A headline by the weekly Economist on May 31, 2018 aptly captured the Royal Navy’s dilemma: “Britain’s Royal Navy has big ambitions – but a small budget”.

More recently, Julian Lewis, the chairman of the defence select committee, has described the size of Britain’s naval fleet as “pathetic”.

In 1982, at the closing stages of the Cold War, the UK had 43 frigates and 12 destroyers. In 2019, the Royal Navy has only 13 frigates and six destroyers. Similarly, the number of submarines has been reduced from 16 to 10.

Even the existing fleet is not fit for purpose. Back in June 2016, defence chiefs admitted that the Royal Navy’s fleet of six £1bn destroyers is breaking down because the warship’s engines cannot cope with the warm waters of the Persian Gulf.

The defence chiefs told the House of Commons defence committee on June 07, 2016 that the Type 45 destroyers’ Rolls-Royce WR-21 gas turbines would have to be replaced with diesel generators because of their inability to operate in extreme temperatures.

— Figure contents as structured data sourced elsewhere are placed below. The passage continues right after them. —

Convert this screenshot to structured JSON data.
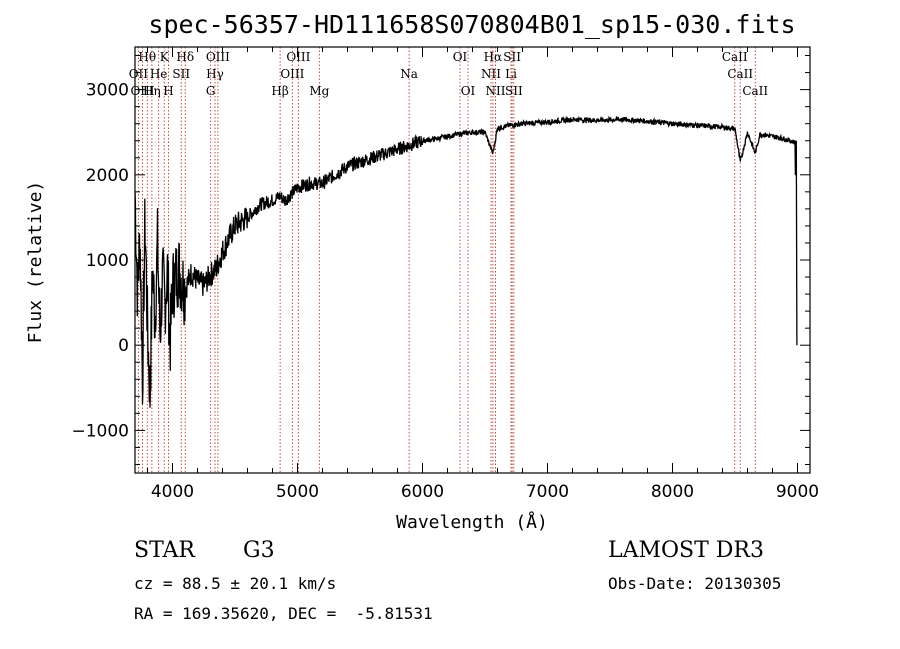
{
  "chart_data": {
    "type": "line",
    "title": "spec-56357-HD111658S070804B01_sp15-030.fits",
    "xlabel": "Wavelength (Å)",
    "ylabel": "Flux (relative)",
    "xlim": [
      3700,
      9100
    ],
    "ylim": [
      -1500,
      3500
    ],
    "xticks": [
      4000,
      5000,
      6000,
      7000,
      8000,
      9000
    ],
    "yticks": [
      -1000,
      0,
      1000,
      2000,
      3000
    ],
    "series": [
      {
        "name": "spectrum",
        "x": [
          3700,
          3720,
          3740,
          3760,
          3780,
          3800,
          3820,
          3840,
          3860,
          3880,
          3900,
          3920,
          3940,
          3960,
          3980,
          4000,
          4050,
          4100,
          4150,
          4200,
          4250,
          4300,
          4350,
          4400,
          4450,
          4500,
          4550,
          4600,
          4700,
          4800,
          4860,
          4900,
          5000,
          5100,
          5200,
          5300,
          5400,
          5500,
          5600,
          5700,
          5800,
          5900,
          6000,
          6100,
          6200,
          6300,
          6400,
          6500,
          6563,
          6600,
          6700,
          6800,
          7000,
          7200,
          7400,
          7600,
          7800,
          8000,
          8200,
          8400,
          8500,
          8542,
          8600,
          8662,
          8700,
          8800,
          8900,
          8980,
          9000
        ],
        "y": [
          1800,
          600,
          1300,
          -400,
          1500,
          200,
          -600,
          900,
          300,
          1200,
          100,
          800,
          500,
          900,
          0,
          700,
          900,
          650,
          850,
          750,
          700,
          820,
          900,
          1100,
          1250,
          1400,
          1450,
          1500,
          1650,
          1700,
          1750,
          1700,
          1850,
          1900,
          1900,
          2000,
          2100,
          2150,
          2200,
          2250,
          2300,
          2350,
          2400,
          2420,
          2450,
          2480,
          2500,
          2500,
          2250,
          2550,
          2580,
          2600,
          2620,
          2650,
          2640,
          2650,
          2630,
          2600,
          2580,
          2560,
          2540,
          2150,
          2500,
          2250,
          2480,
          2450,
          2420,
          2380,
          0
        ]
      }
    ],
    "line_labels": [
      {
        "text": "Hθ",
        "wl": 3798,
        "row": 0
      },
      {
        "text": "K",
        "wl": 3934,
        "row": 0
      },
      {
        "text": "Hδ",
        "wl": 4102,
        "row": 0
      },
      {
        "text": "OIII",
        "wl": 4363,
        "row": 0
      },
      {
        "text": "OIII",
        "wl": 5007,
        "row": 0
      },
      {
        "text": "OI",
        "wl": 6300,
        "row": 0
      },
      {
        "text": "Hα",
        "wl": 6563,
        "row": 0
      },
      {
        "text": "SII",
        "wl": 6717,
        "row": 0
      },
      {
        "text": "CaII",
        "wl": 8498,
        "row": 0
      },
      {
        "text": "OII",
        "wl": 3727,
        "row": 1
      },
      {
        "text": "He",
        "wl": 3889,
        "row": 1
      },
      {
        "text": "SII",
        "wl": 4070,
        "row": 1
      },
      {
        "text": "Hγ",
        "wl": 4340,
        "row": 1
      },
      {
        "text": "OIII",
        "wl": 4959,
        "row": 1
      },
      {
        "text": "Na",
        "wl": 5893,
        "row": 1
      },
      {
        "text": "NII",
        "wl": 6548,
        "row": 1
      },
      {
        "text": "Li",
        "wl": 6708,
        "row": 1
      },
      {
        "text": "CaII",
        "wl": 8542,
        "row": 1
      },
      {
        "text": "OIII",
        "wl": 3760,
        "row": 2
      },
      {
        "text": "Hη",
        "wl": 3835,
        "row": 2
      },
      {
        "text": "H",
        "wl": 3968,
        "row": 2
      },
      {
        "text": "G",
        "wl": 4305,
        "row": 2
      },
      {
        "text": "Hβ",
        "wl": 4861,
        "row": 2
      },
      {
        "text": "Mg",
        "wl": 5175,
        "row": 2
      },
      {
        "text": "OI",
        "wl": 6364,
        "row": 2
      },
      {
        "text": "NII",
        "wl": 6584,
        "row": 2
      },
      {
        "text": "SII",
        "wl": 6731,
        "row": 2
      },
      {
        "text": "CaII",
        "wl": 8662,
        "row": 2
      }
    ],
    "line_marks": [
      3727,
      3760,
      3798,
      3835,
      3889,
      3934,
      3968,
      4070,
      4102,
      4305,
      4340,
      4363,
      4861,
      4959,
      5007,
      5175,
      5893,
      6300,
      6364,
      6548,
      6563,
      6584,
      6708,
      6717,
      6731,
      8498,
      8542,
      8662
    ]
  },
  "info": {
    "class": "STAR",
    "subclass": "G3",
    "survey": "LAMOST DR3",
    "cz": "cz = 88.5 ± 20.1 km/s",
    "obs_date": "Obs-Date: 20130305",
    "coords": "RA = 169.35620, DEC =  -5.81531"
  },
  "colors": {
    "line_marker": "#c0392b",
    "spectrum": "#000000"
  }
}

But the situation is even grimmer for the Royal Navy as the Type 45 destroyers are fully dependent on an integrated electric propulsion system. A naval officer told the Guardian in June 2016 the warships are vulnerable to “total electric failures”, which would leave them without propulsion or weapons systems in an emergency.

The dramatic reduction in the size of the navy in the past 30 years has in part been explained by a focus on capability as opposed to capacity. To that end, the Ministry of Defence (MoD) commissioned the construction of two aircraft carriers, the HMS Queen Elizabeth and the HMS Prince of Wales.

The MoD’s medium-term plan is to have at least one aircraft carrier operational at all times. But this plan was ridiculed in early July when the 70,000 tonne HMS Queen Elizabeth was forced to return from sea trials after a leak caused “neck-high” flooding in the affected compartments.

The flooding has cast serious doubts on the MoD’s plan to fully launch the £3.1bn carrier in 2020. It was expected that once operational in 2020, the aircraft carrier would accommodate 1,600 crew and up to 40 aircraft, including the F35 stealth fighter.

Despite its shrunken size, and questionable capabilities, British defence chiefs still expect their Royal Navy to perform miracles. Admiral Sir Philip Jones, the erstwhile head of the Royal Navy, claimed late last year that the navy would send warships through the South China Sea.

In an interview with the Financial Times on October 22, 2018, Jones said that Britain had an “obligation” to “showcase” physical support for its allies in the Asia Pacific region.

Britain is now attempting a similar over-reach in the Persian Gulf, with potentially disastrous consequences for the embattled Royal Navy.